Supervisor: *clearly annoyed at Corporate* “I know! The rules are being made up by people who haven’t worked in retail for over 20 years. Don’t even talk to me about that! But regardless, you can’t blame your Team Lead because the Heads will just say they’re doing their job. I have to just have you sign off on it and hope we just miscounted.”

(Luckily, I wasn’t called about that variance, but the next time the Team Lead tried to take over my till I told her no, and I wasn’t fired.)

He Watches When You’re Sleeping

, , , , , , | Related | December 25, 2017

(My daughter comes home from preschool in December with a stuffed animal that I know she doesn’t own. We do not celebrate Christmas so my daughter and I have no background knowledge in anything related that holiday.)

Me: “[Daughter], where did that giraffe come from?”

Daughter: “A man gave it to me.”

Me: “A man?”

Daughter: “Yeah, he came to the preschool and gave everyone toys!”

Me: “Did the teachers know this man?”

Daughter: “[Friend] says he’s always watching us. He was really nice.”

(At this point I’m about to call the preschool freaking out about a male stalking my little girl when my husband jumps in.)

Husband: “Watch this, honey… Did this man have a red suit on and a long white beard?”

Daughter: “Yeah! You know him too, Daddy?”

(And that is how I almost called the preschool freaking out because I thought Santa Claus was stalking my daughter.)

Diagnoses That Leave You Breathless

, , , | Healthy | December 15, 2017

(I was just recently diagnosed with pretty severe asthma. This winter, I start feeling odd in my chest whenever I breathe, and it’s causing me great anxiety, so I go to my GP.)

Me: “Whenever I breathe my chest feels odd, and it’s difficult to get deep breaths.”

Doctor: “So, don’t breathe; problem solved.”

Me: *awkward laugh* “Yeah, I guess so, but I was hoping for a more permanent solution.”

Doctor: “Take your inhaler.”

Me: “Yes, I am, but it doesn’t help.”

Doctor: “So, don’t breathe.”

(I ended up walking out and going to the ER. It wasn’t life-threatening and they just told me to take something over-the-counter medicine for a month, and to avoid going outside in extremely cold weather.)

I Got 299 Problems But My Manager Ain’t One

, , , , , , , | Working | December 9, 2017

(A customer brings a pair of shoes to the front with no price tag, so I use our store headset to ask one of my coworkers to check for it.)

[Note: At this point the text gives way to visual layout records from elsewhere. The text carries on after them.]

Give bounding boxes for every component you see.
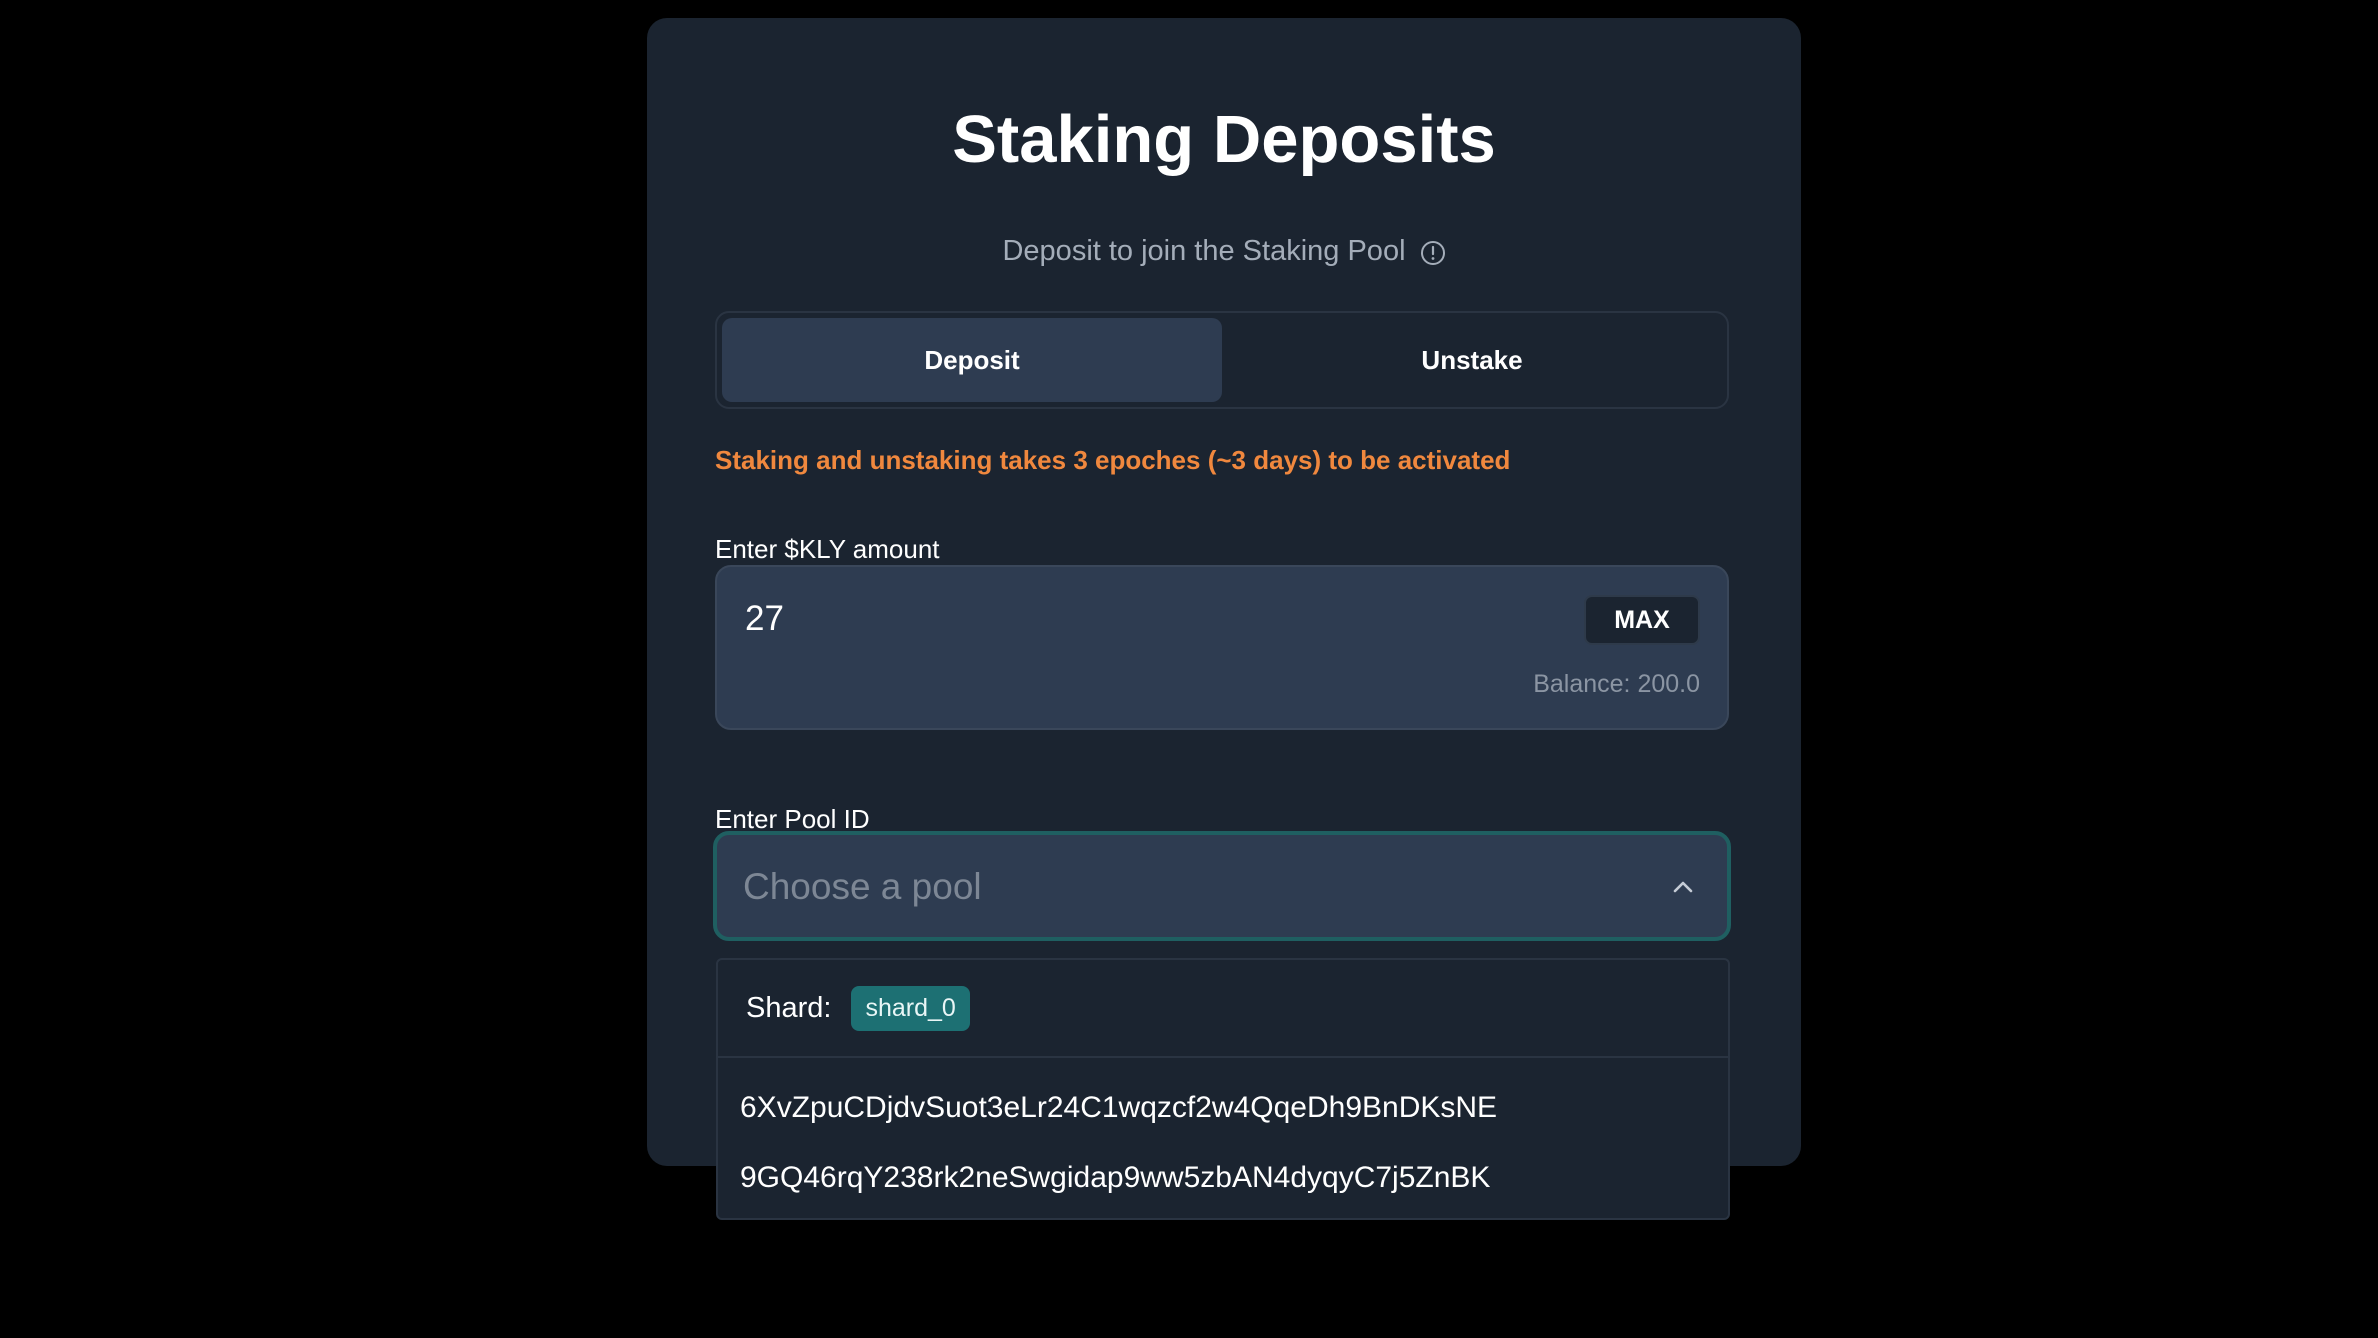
- amount-field-container: MAX Balance: 200.0: [715, 565, 1729, 730]
- subtitle-text: Deposit to join the Staking Pool: [1002, 235, 1406, 267]
- max-button[interactable]: MAX: [1584, 595, 1700, 645]
- page-title: Staking Deposits: [952, 102, 1496, 177]
- info-icon[interactable]: [1420, 238, 1446, 265]
- shard-group-header: Shard: shard_0: [718, 960, 1728, 1058]
- pool-select-placeholder: Choose a pool: [743, 866, 982, 907]
- pool-option[interactable]: 6XvZpuCDjdvSuot3eLr24C1wqzcf2w4QqeDh9BnD…: [740, 1088, 1497, 1128]
- activation-warning: Staking and unstaking takes 3 epoches (~…: [715, 445, 1511, 475]
- chevron-up-icon[interactable]: [1669, 873, 1697, 901]
- tab-deposit[interactable]: Deposit: [722, 318, 1222, 402]
- balance-text: Balance: 200.0: [1533, 670, 1700, 698]
- pool-option[interactable]: 9GQ46rqY238rk2neSwgidap9ww5zbAN4dyqyC7j5…: [740, 1158, 1490, 1198]
- subtitle: Deposit to join the Staking Pool: [647, 232, 1801, 270]
- pool-dropdown-menu: Shard: shard_0 6XvZpuCDjdvSuot3eLr24C1wq…: [716, 958, 1730, 1220]
- tab-unstake[interactable]: Unstake: [1222, 318, 1722, 402]
- tab-bar: Deposit Unstake: [715, 311, 1729, 409]
- shard-badge: shard_0: [851, 985, 970, 1031]
- amount-input[interactable]: [743, 593, 1447, 645]
- pool-select[interactable]: Choose a pool: [713, 831, 1731, 941]
- amount-label: Enter $KLY amount: [715, 534, 940, 564]
- shard-label: Shard:: [746, 991, 832, 1024]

Coworker: *via headset* “It’s $2.99.”

Me: “For a pair of shoes? That can’t be right. Let me get [Nice Manager].”

Coworker: “He’s on break, so it’s just [Manager I don’t like]. Maybe the shoes are on clearance. Look, all I know is that what our database says.”

Me: “Okay… If you say so. You’re sure?”

Coworker: “You know, it’s a little insulting you keep asking me if I’m sure. I have 20/20 vision, and I’m going to [Local University]. I’m pretty sure I know what I’m doing.”

Me: “Okay, okay, sorry.”

(I adjust the price, regardless of my doubts. When you do a price change you have the option of adding a note as to why you changed it that’ll show up on the store’s receipt but not the customer’s. I type in the whole story, including coworker’s name and price.)

Me: “Okay, so, it turns out it’s your lucky day. These shoes are $2.99. They must be on clearance or something!”

Customer: “REALLY? Wow, I’m shopping here all the time, now. What great deals!”

(The customer leaves and I go on doing sales. When the manager I like comes back from break, I show him the transaction I was iffy about.)

Manager: “[Coworker] told you that [Brand] shoes were $2.99 and you believed her. We just lost almost $50! You’ve been here for three months; you should know the price of basically everything in the store. [Coworker] has been here for almost a year; I find it hard to believe she said these shoes were $2.99. You know, being responsible means—”

Coworker: *on headset* “Oh, [My Name], I misread the label. The shoes are actually $29.99. My bad.”

Manager: “What?” *grabs my headset* “Who do you think you’re fooling, [Coworker]? They’re $45.99. Are you trying to get [My Name] in trouble?”

(My coworker got called into the manager’s office. She got written up and sent home early because the manager only wanted “people he could trust” working the floor.)